Nous vous donnons donc rendez-vous l’année prochaine pour une nouvelle semaine de lectures communes.

Nous espérons que les suggestions que nous vous avions proposées en annonçant ces lectures communes chez Passage à l’Est ! et chez Et si on bouquinait ?, et que le récapitulatif ci-dessous pourront servir de base et être enrichis au fil du temps. Lire la suite »


Miklós Radnóti – Septième églogue

Tous les textes lus pour les lectures communes autour de l’Holocauste cette semaine ont été écrits après la guerre, par des personnes qui ont l’ont vécue ou dont les parents (dans le cas de Péter Gárdos avec La fièvre de l’aube) ou les grands-parents (pour Philippe Sands avec Retour à Lemberg) l’ont vécue, et qui ont été touchées d’une manière ou d’une autre par l’Holocauste. Ce sont des témoignages parfois directs (comme le rapport de Marek Edelman dans Mémoires du ghetto de Varsovie), parfois fictionnalisés (comme les récits d’Aranka Siegal et d’Ida Fink), ou parfois de forme plus littéraire (comme le roman d’Alexandre Tišma). Tous ont en commun d’avoir été écrits par des personnes qui se sont tournées vers la littérature après la guerre et l’Holocauste, et probablement à cause de la guerre et de l’Holocauste.

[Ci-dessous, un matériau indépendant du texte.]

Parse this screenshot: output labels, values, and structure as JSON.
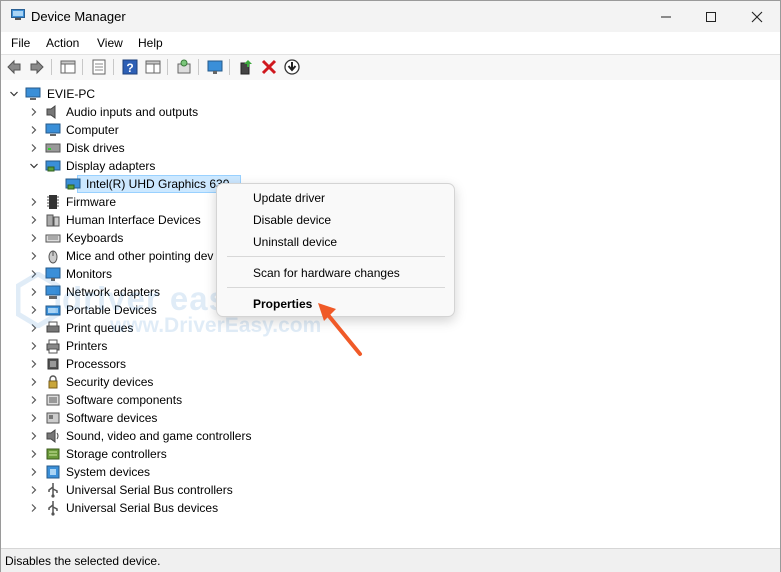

Pour terminer, je voulais laisser la parole à l’un des nombreux poètes et écrivains que la guerre et l’Holocauste ont condamnés à ne rester dans les mémoires que comme des écrivains d’avant-guerre. En France, on pense par exemple à Irène Némirovsky, ou à Robert Desnos dont Marilyne citait un poème extrait du recueil Ce coeur qui haïssait la guerre (dans sa chronique consacrée à Une île, une forteresse, d’Hélène Gaudy). A l’ « Est », je ne peux en citer que quelques-uns parmi tant d’autres – Bruno Schulz, auteur notamment du recueil de nouvelles Les boutiques de cannelle et tué dans le ghetto de Drohobycz en novembre 1942; Milena Jesenská, morte à Ravensbrück en mai 1944 et qui n’était pas que la destinataire des Lettres à Milena de Kafka ; Antal Szerb, ce grand romancier et historien de la littérature, conscrit au Service du Travail des Juifs et battu à mort par des gardes des Croix Fléchées hongroises en janvier 1945… et Miklós Radnóti, l’un des plus célèbres poètes hongrois, lui aussi conscrit au Service du Travail des Juifs et fusillé par des SS en novembre 1944. Les derniers poèmes de Miklós Radnóti seront retrouvés dans une poche de son imperméable, lors de son exhumation en 1946.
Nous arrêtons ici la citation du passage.